Because the fund spans consumer, infra, agent tools, verticals, and hardware, it can back full-stack combinations: for instance, a robotics-hardware startup paired with an in-house inference stack and an agent layer for autonomy. That flexibility matters as Indian startups increasingly blend software and hardware to serve global markets.
What early picks reveal about the thesis
The first disclosed investments—healthtech, robotics, spacetech, quick commerce, infra and consumer AI—suggest a barbell approach: one end anchored in infrastructure and agentic building blocks, the other in vertical applications with near-term revenue. A healthtech bet like SuperHealth aligns with rising demand for AI-assisted clinical workflows; robotics via Armatrix and spacetech via Piersight point to India’s deep-tech manufacturing and aerospace talent; Knot hints at consumer-side experiments where AI can personalize discovery and automate ops.
Risks and what to watch
Seed funds face classic challenges: winner-picking amid rapid platform shifts (e.g., upgraded foundation models), compute costs that can crush unit economics, and regulatory evolution in safety-critical verticals like health. The fund’s breadth is a strength but also requires disciplined portfolio construction: too many small bets can dilute attention; too few can miss emergent categories. Execution will hinge on how Boundless Ventures helps teams win distribution, secure partnerships, and achieve technical defensibility (data moats, eval rigor, safety and alignment practices).

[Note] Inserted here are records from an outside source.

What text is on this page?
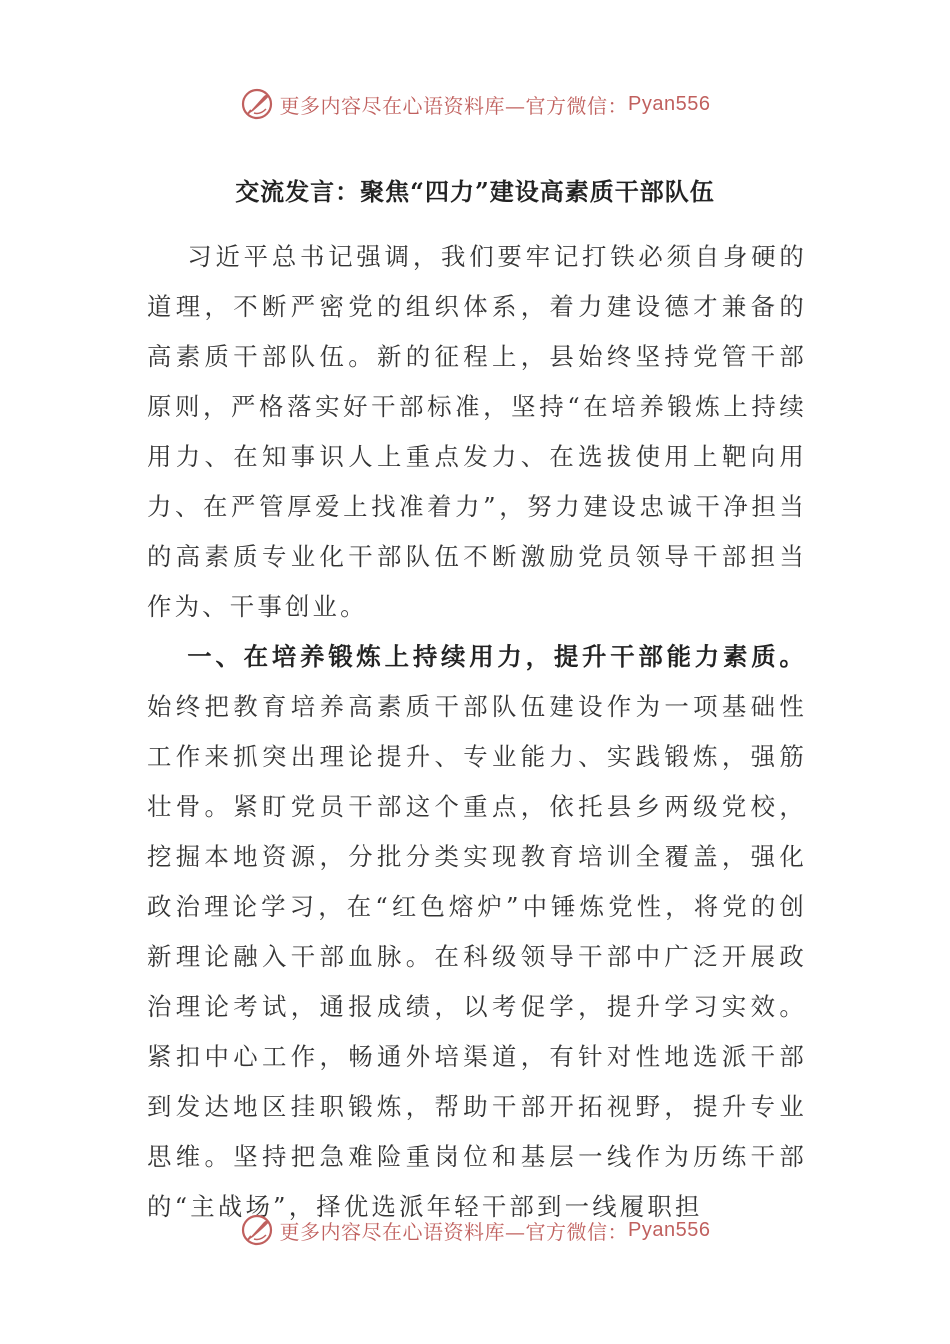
更多内容尽在心语资料库—官方微信： Pyan556
交流发言：聚焦“四力”建设高素质干部队伍

习近平总书记强调，我们要牢记打铁必须自身硬的道理，不断严密党的组织体系，着力建设德才兼备的高素质干部队伍。新的征程上，县始终坚持党管干部原则，严格落实好干部标准，坚持“在培养锻炼上持续用力、在知事识人上重点发力、在选拔使用上靶向用力、在严管厚爱上找准着力”，努力建设忠诚干净担当的高素质专业化干部队伍不断激励党员领导干部担当作为、干事创业。

一、在培养锻炼上持续用力，提升干部能力素质。始终把教育培养高素质干部队伍建设作为一项基础性工作来抓突出理论提升、专业能力、实践锻炼，强筋壮骨。紧盯党员干部这个重点，依托县乡两级党校，挖掘本地资源，分批分类实现教育培训全覆盖，强化政治理论学习，在“红色熔炉”中锤炼党性，将党的创新理论融入干部血脉。在科级领导干部中广泛开展政治理论考试，通报成绩，以考促学，提升学习实效。紧扣中心工作，畅通外培渠道，有针对性地选派干部到发达地区挂职锻炼，帮助干部开拓视野，提升专业思维。坚持把急难险重岗位和基层一线作为历练干部的“主战场”，择优选派年轻干部到一线履职担

更多内容尽在心语资料库—官方微信： Pyan556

Outlook: measuring success
In a year, useful markers of progress for this Rs 200 crore AI fund will include:
- Follow-on rounds for the initial six portfolio companies
- Technical milestones (e.g., shipping agent features beyond copilots; inference cost reductions via quantization or distillation)
- First enterprise contracts, pilots turned production, or exports for Make-in-India hardware bets
- Portfolio diversity across infra, agents, and verticals—without straying into unfocused spray-and-pray
With Indian gen-AI fundraising hitting multi-year highs and an expanding bench of technical founders, the timing looks favorable. If Boundless Ventures can convert its network-led model and cross-category thesis into durable companies, it will become a meaningful node in India’s AI capital stack.